Özen göstererek dinleyin
2020’yi geride bırakmamıza sayılı gün kalmışken Swift büyük bir sürpriz yaparak doğum gününde ‘Evermore’ adlı bir albüm daha yayımladı. Önce ‘Folklore’ albümüne giremeyen, ‘B Yüzü’ diye tabir ettiğimiz ya da yedek şarkılardan oluşan bir albüm olduğunu düşündüm. Ancak dinledikçe ‘Evermore’un ‘Folklore’un kız kardeşi olduğunu söyleyen Swift’in ne kastettiğini anladım. Aynı şemsiyenin altına girebilecek sound ve güçte o kadar çok hikâye ve şarkı biriktirmişti ki...
‘Evermore’un çıkışını 2021’e erteleyebilirdi ancak yapmadı. Çünkü 13 yaşından beri 31’inci yaş günüyle ilgili hayaller kuruyordu. 13; uğurlu sayısı olduğu için tersten uğuruna inandığı 31’inci yaşını 13 Aralık’ta ‘Evermore’la taçlandırmayı uygun gördü. Tahmin edebileceğiniz üzere albüm ‘Folklore’ gibi Swift ile Jack Antonoff ve The National’dan Aaron Dessner ortak imzasını taşıyor. ‘Evermore’u sonradan bir remiksini de yayımladığı ‘Willow’; ‘Gold Rush’; HAIM eşliğiyle ‘No Body, No Crime’; The National eşliğiyle ‘Coney Island’ ve Bon Iver eşliğiyle albüme adını veren şarkıyı ilk sıraya alıp 15 şarkıya ayrı ayrı özen göstererek dinleyin. Bana sorarsanız ‘Folklore’dan da iyi.
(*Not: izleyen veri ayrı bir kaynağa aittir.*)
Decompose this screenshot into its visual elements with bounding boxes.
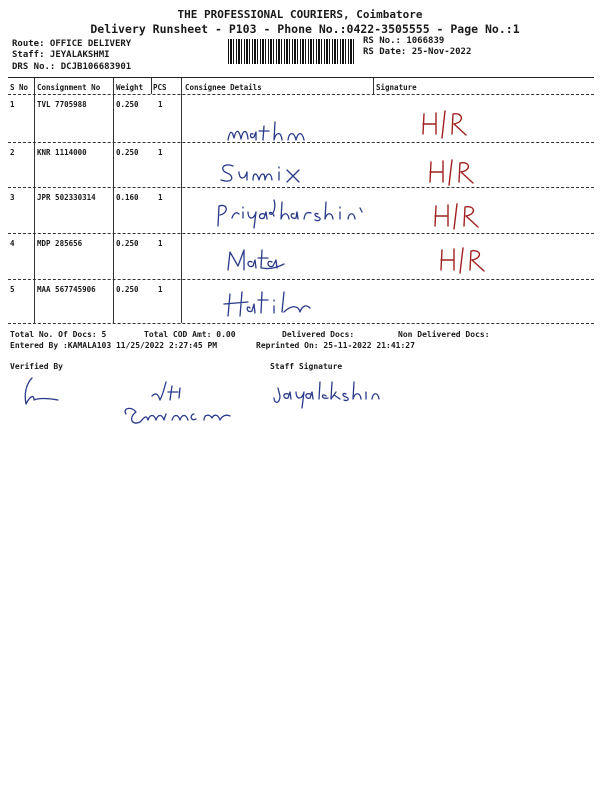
row-divider xyxy=(8,233,594,234)
row-sno: 2 xyxy=(10,148,15,157)
consignee-handwriting xyxy=(220,116,330,144)
table-bottom-rule xyxy=(8,323,594,324)
row-divider xyxy=(8,187,594,188)
drs-number: DRS No.: DCJB106683901 xyxy=(12,62,132,72)
row-consignment: KNR 1114000 xyxy=(37,148,87,157)
signature-handwriting xyxy=(425,158,485,186)
row-consignment: MAA 567745906 xyxy=(37,285,96,294)
row-divider xyxy=(8,279,594,280)
row-consignment: MDP 285656 xyxy=(37,239,83,248)
runsheet-subtitle: Delivery Runsheet - P103 - Phone No.:0422-3505555 - Page No.:1 xyxy=(90,22,520,36)
row-weight: 0.160 xyxy=(116,193,139,202)
rs-number: RS No.: 1066839 xyxy=(363,36,445,46)
verified-by-label: Verified By xyxy=(10,362,63,371)
rs-date: RS Date: 25-Nov-2022 xyxy=(363,47,472,57)
row-pcs: 1 xyxy=(158,193,163,202)
row-pcs: 1 xyxy=(158,239,163,248)
column-divider xyxy=(181,78,182,323)
row-consignment: TVL 7705988 xyxy=(37,100,87,109)
signature-handwriting xyxy=(430,202,490,230)
route-label: Route: OFFICE DELIVERY xyxy=(12,39,132,49)
reprinted-on: Reprinted On: 25-11-2022 21:41:27 xyxy=(256,341,415,350)
column-divider xyxy=(34,78,35,323)
col-header-signature: Signature xyxy=(376,83,417,92)
col-header-weight: Weight xyxy=(116,83,144,92)
consignee-handwriting xyxy=(220,286,340,320)
col-header-consignee: Consignee Details xyxy=(185,83,262,92)
row-weight: 0.250 xyxy=(116,148,139,157)
signature-handwriting xyxy=(436,246,496,274)
header-rule xyxy=(8,94,594,95)
row-sno: 1 xyxy=(10,100,15,109)
row-pcs: 1 xyxy=(158,285,163,294)
row-weight: 0.250 xyxy=(116,100,139,109)
consignee-handwriting xyxy=(222,244,302,274)
row-weight: 0.250 xyxy=(116,285,139,294)
staff-signature xyxy=(270,378,390,414)
row-pcs: 1 xyxy=(158,100,163,109)
total-cod: Total COD Amt: 0.00 xyxy=(144,330,236,339)
consignee-handwriting xyxy=(212,198,382,230)
column-divider xyxy=(113,78,114,323)
non-delivered-docs: Non Delivered Docs: xyxy=(398,330,490,339)
row-consignment: JPR 502330314 xyxy=(37,193,96,202)
row-pcs: 1 xyxy=(158,148,163,157)
staff-signature-label: Staff Signature xyxy=(270,362,343,371)
company-title: THE PROFESSIONAL COURIERS, Coimbatore xyxy=(177,8,423,21)
total-docs: Total No. Of Docs: 5 xyxy=(10,330,107,339)
row-sno: 4 xyxy=(10,239,15,248)
staff-label: Staff: JEYALAKSHMI xyxy=(12,50,110,60)
delivered-docs: Delivered Docs: xyxy=(282,330,355,339)
table-top-rule xyxy=(8,77,594,78)
row-weight: 0.250 xyxy=(116,239,139,248)
column-divider xyxy=(373,78,374,94)
barcode xyxy=(228,39,354,64)
verifier-signature xyxy=(18,374,68,410)
col-header-sno: S No xyxy=(10,83,29,92)
consignee-handwriting xyxy=(215,158,325,186)
entered-by: Entered By :KAMALA103 11/25/2022 2:27:45 PM xyxy=(10,341,218,350)
column-divider xyxy=(151,78,152,94)
verifier-signature xyxy=(118,378,238,434)
row-sno: 5 xyxy=(10,285,15,294)
signature-handwriting xyxy=(418,108,478,140)
row-sno: 3 xyxy=(10,193,15,202)
col-header-pcs: PCS xyxy=(153,83,167,92)
col-header-consignment: Consignment No xyxy=(37,83,101,92)
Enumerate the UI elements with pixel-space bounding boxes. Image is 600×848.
ŞARKI YAZARKEN SORUN YAŞAMIYOR
Birden fazla sanat alanında ürün verirken tarzı, müzisyen kimliği, şarkıları, sound’u ve yorumuyla ortağı Can Saban’la oluşturdukları pop-rock kulvarının hakkını veriyor Can Bonomo. ‘Ruhum Bela’ albümü sonrası ilk tekli olan ‘Sen Bunları Duyma’ ile martta başladığı 2020 serisine melodik yanı güçlü şarkılarla devam edeceğini temmuzda yayımladığı ‘Güneş’ teklisiyle belli etmişti. Ve yıl biterken 2020’nin üçüncü ve son teklisi ‘Yine Karşılaşırsak’la karşılaştık. Görüyoruz ki güçlü melodiler ve iyi sözler yazma konusunda büyük sıkıntı yaşamayan müzisyen bu anlamda gönlünden geçen sound’u daha olgun bir bakış açısıyla hayata geçirip tarzının altını çiziyor. Şunu da belirtmek isterim, ‘Yine Karşılaşırsak’ orta tempolu ve etkili bir nakarata sahip ‘Türk pop-rock’ bir şarkı olarak benim gelecek Can Bonomo albümüyle ilgili beklentilerimi ilk iki tekliden daha net simgeliyor.
TEKRAR TEKRAR DİNLETİYOR
Türkiye’yi Sziget Festivali’nde temsil eden, uzunca bir süre (‘Dirty Hasan’ adlı şarkısını saymazsak) İngilizce sözlerle ve Batılı bir sound’la rock yapan The Ringo Jets geçen yıl sonunda Türkçe sözlü şarkılar içeren ‘Yadigâr’ EP’siyle yılın en iyi işlerinden birine imza atmıştı. Geçen günlerdeyse ‘Yadigâr 4x4 Keepsake Edition’ adıyla albümün dört şarkısının remiks, demo, enstrümantal ve YouTube canlı kayıtlarından oluşan yeni bir versiyonuyla geldi. Esmeray cover’ı ‘Ayrılık Olsa Bile’nin Hey! Douglas, ‘Black Sheep’in Mehmet İncili, ‘Yadigâr Ejder’in Kaan Düzarat ve ‘The Light’ın Ozan Çanak remiksleri albümü tekrar tekrar dinletiyor. Uluslararası hedefleri için pandemi sonrasını bekleyen The Ringo Jets ise yeni yılda albüm müjdesi veriyor.